Aktion weißer Strich
Weißer Strich an der Berliner Mauer Bildrechte: BSTU

Kunstaktion und Provokation Ein weißer Strich um Westberlin

03. November 2017, 10:13 Uhr

Am 3. November 1986 ziehen fünf junge, ehemalige DDR-Bürger in Westberlin los, um mit einem weißen Strich die Mauer wieder ins Bewusstsein der Stadt zu bringen. Und zwar als das, was sie ist: Die unmenschliche Grenze eines Unrechtsstaates. Es ist eine Kunstaktion mit unkalkulierbarem Risiko: Einer der Männer wird von DDR-Grenzsoldaten in den Osten verschleppt.

Es sind fünf junge Männer, die sich diese Kunstaktion ausgedacht haben. Frank Willmann, Wolfram Hasch, Frank Schuster sowie Thomas und Jürgen Onißeit kommen aus der DDR. Sie kennen sich aus der Punkszene Weimars und hatten sich dort mittels subversiver Aktionen mit der Staatsmacht angelegt.
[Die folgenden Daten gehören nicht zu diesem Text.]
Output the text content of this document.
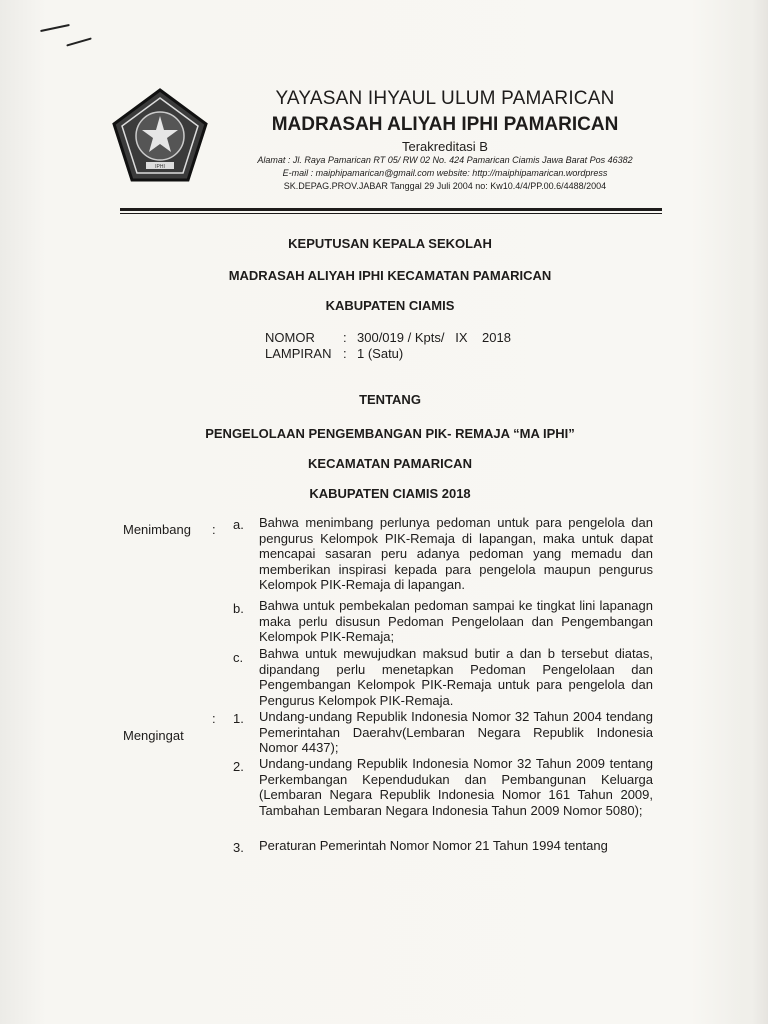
IPHI
YAYASAN IHYAUL ULUM PAMARICAN
MADRASAH ALIYAH IPHI PAMARICAN
Terakreditasi B
Alamat : Jl. Raya Pamarican RT 05/ RW 02 No. 424 Pamarican Ciamis Jawa Barat Pos 46382
E-mail : maiphipamarican@gmail.com website: http://maiphipamarican.wordpress
SK.DEPAG.PROV.JABAR Tanggal 29 Juli 2004 no: Kw10.4/4/PP.00.6/4488/2004
KEPUTUSAN KEPALA SEKOLAH
MADRASAH ALIYAH IPHI KECAMATAN PAMARICAN
KABUPATEN CIAMIS
NOMOR : 300/019 / Kpts/   IX    2018
LAMPIRAN : 1 (Satu)
TENTANG
PENGELOLAAN PENGEMBANGAN PIK- REMAJA “MA IPHI”
KECAMATAN PAMARICAN
KABUPATEN CIAMIS 2018
Menimbang : a. Bahwa menimbang perlunya pedoman untuk para pengelola dan pengurus Kelompok PIK-Remaja di lapangan, maka untuk dapat mencapai sasaran peru adanya pedoman yang memadu dan memberikan inspirasi kepada para pengelola maupun pengurus Kelompok PIK-Remaja di lapangan.
b. Bahwa untuk pembekalan pedoman sampai ke tingkat lini lapanagn maka perlu disusun Pedoman Pengelolaan dan Pengembangan Kelompok PIK-Remaja;
c. Bahwa untuk mewujudkan maksud butir a dan b tersebut diatas, dipandang perlu menetapkan Pedoman Pengelolaan dan Pengembangan Kelompok PIK-Remaja untuk para pengelola dan Pengurus Kelompok PIK-Remaja.
Mengingat
: 1. Undang-undang Republik Indonesia Nomor 32 Tahun 2004 tendang Pemerintahan Daerahv(Lembaran Negara Republik Indonesia Nomor 4437);
2. Undang-undang Republik Indonesia Nomor 32 Tahun 2009 tentang Perkembangan Kependudukan dan Pembangunan Keluarga (Lembaran Negara Republik Indonesia Nomor 161 Tahun 2009, Tambahan Lembaran Negara Indonesia Tahun 2009 Nomor 5080);
3. Peraturan Pemerintah Nomor Nomor 21 Tahun 1994 tentang
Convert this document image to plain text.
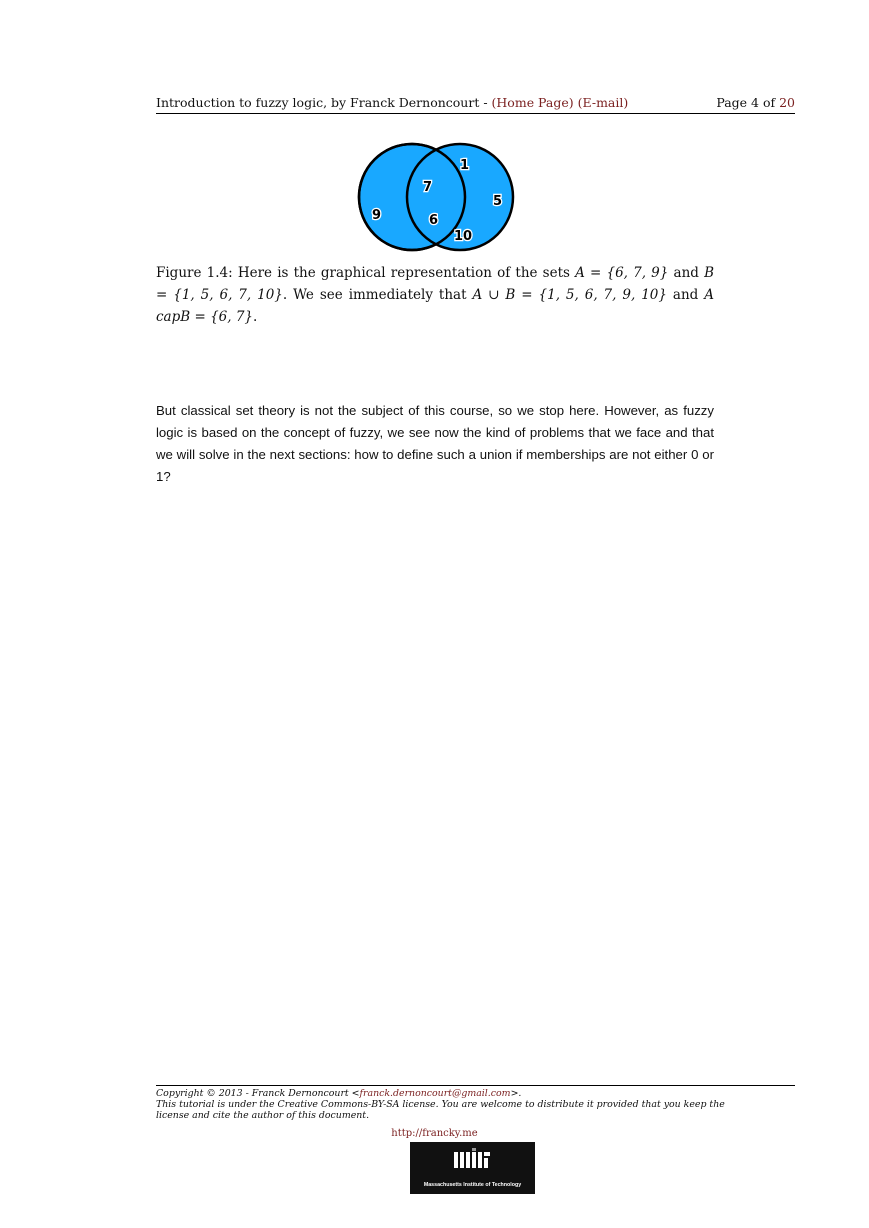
Introduction to fuzzy logic, by Franck Dernoncourt - (Home Page) (E-mail)	Page 4 of 20
1
7
5
9	6
10
Figure 1.4: Here is the graphical representation of the sets A = {6, 7, 9} and B = {1, 5, 6, 7, 10}. We see immediately that A ∪ B = {1, 5, 6, 7, 9, 10} and A capB = {6, 7}.

But classical set theory is not the subject of this course, so we stop here. However, as fuzzy logic is based on the concept of fuzzy, we see now the kind of problems that we face and that we will solve in the next sections: how to define such a union if memberships are not either 0 or 1?

Copyright © 2013 - Franck Dernoncourt <franck.dernoncourt@gmail.com>.
This tutorial is under the Creative Commons-BY-SA license. You are welcome to distribute it provided that you keep the license and cite the author of this document.
http://francky.me
Massachusetts Institute of Technology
Nach ihrer Ausreise treffen sich die Freunde in Westberlin wieder. In einer Stadt, die sich eingerichtet hatte mit der Mauer, die sie gar nicht mehr richtig wahrzunehmen schien. Die einen Keith Haring anreisen ließ, um ein Mauersegment von ihm gestalten zu lassen - in den Augen der ehemaligen DDR-Künstler eine eklatante Verharmlosung des Bauwerkes. Der weiße Strich soll nun ein neues Bewusstsein herstellen und zugleich die Begrenzung erfahrbar machen, die die Mauer für das Leben der Menschen in Westberlin bedeutet.

Sie ahnen nicht, in welcher Gefahr sie schweben

Ausgerüstet mit einem kleinen Wagen, einer Malerrolle und ein paar Farbeimern aus dem Baumarkt, einem Zelt, Verpflegung und getarnt mit Gesichtsmasken starten Willmann, Schuster, Hasch und die Brüder Onißeit am Morgen des 3. November 1986 am Mariannenplatz in Kreuzberg. 43 Mauerkilometer sind es insgesamt, auf die sie einen breiten, weißen Strich in Augenhöhe malen wollen. Das Unterfangen erweist sich als zeitraubender und anstrengender als gedacht. An den Grenzübergängen, wo die Mauer unterbrochen ist, ziehen sie den Strich möglichst rasch auf den Boden – sie wollen bei den DDR-Grenzern nur so viel Aufmerksamkeit wecken, wie unbedingt notwendig ist. Dass sie sich einem Risiko aussetzen, ist ihnen zwar klar, wie groß die Gefahr aber tatsächlich ist, ahnen die Männer nicht.

Denn die Mauer selbst war nicht die eigentliche Grenze zum Westen, die begann erst nach einem Streifen von vier bis fünf Metern vor den Betonelementen. Und genau in diesem Streifen fand die Strichaktion statt und damit auf dem Hoheitsgebiet der DDR. Hinzu kommt, dass die Mauer von Ostseite seit 1980 im Abstand von einem Kilometer  mit kleinen, versteckten Türen nachgerüstet worden war.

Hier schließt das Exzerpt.